= National Council of Government (Haiti) =

The National Council of Government (Conseil National de Gouvernement, CNG) was the ruling body of Haiti from 1986 to 1988.

== History ==
The council was first established on February 7, 1986, as a joint military and civilian provisional government following the exile of President for life Jean-Claude Duvalier, at the height of the anti-Duvalier protest movement. The council, under the presidency of Lieutenant General Henri Namphy, consisted of five members, three from the military and two civilians. The military members were Colonels Williams Régala, Max Valles, and Prosper Avril. In contrast the civilian members were Gérard Gourgue and Alix Cinéas.
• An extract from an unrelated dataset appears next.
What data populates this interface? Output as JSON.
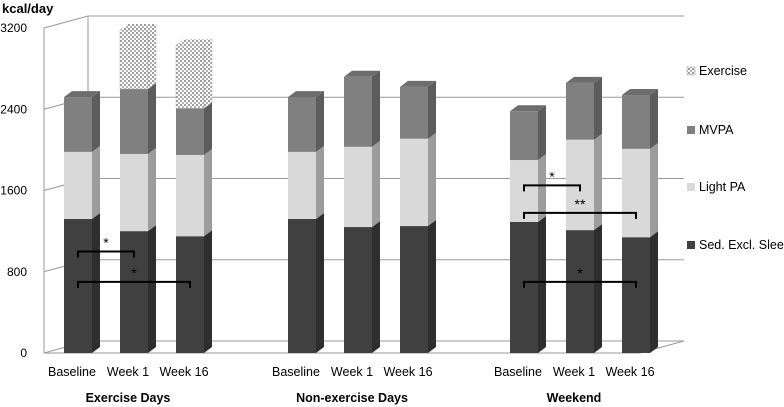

Gourgue resigned from the council less than two months after it was formed, and Colonel Valles, Colonel Avril, and Cinéas were forced to resign soon after. The first National Council was officially dissolved on March 20, 1986. During its short life, the council took two important actions: it dissolved President Duvalier's paramilitary forces, the Tonton Macoute (Volontaires de la Sécurité Nationale, VSN) on February 15, and restored the blue and red flag of Haiti on February 17.

A second National Council with three constituents was established on March 21, 1986, the day after the first council was dissolved. The two remaining men of the first council, Henri Namphy and Williams Régala, kept their positions. Jacques A François joined the council as the second member. This version of the National Council ruled until February 7, 1988, when Leslie Manigat (elected in the 1988 general election) took office as President of Haiti.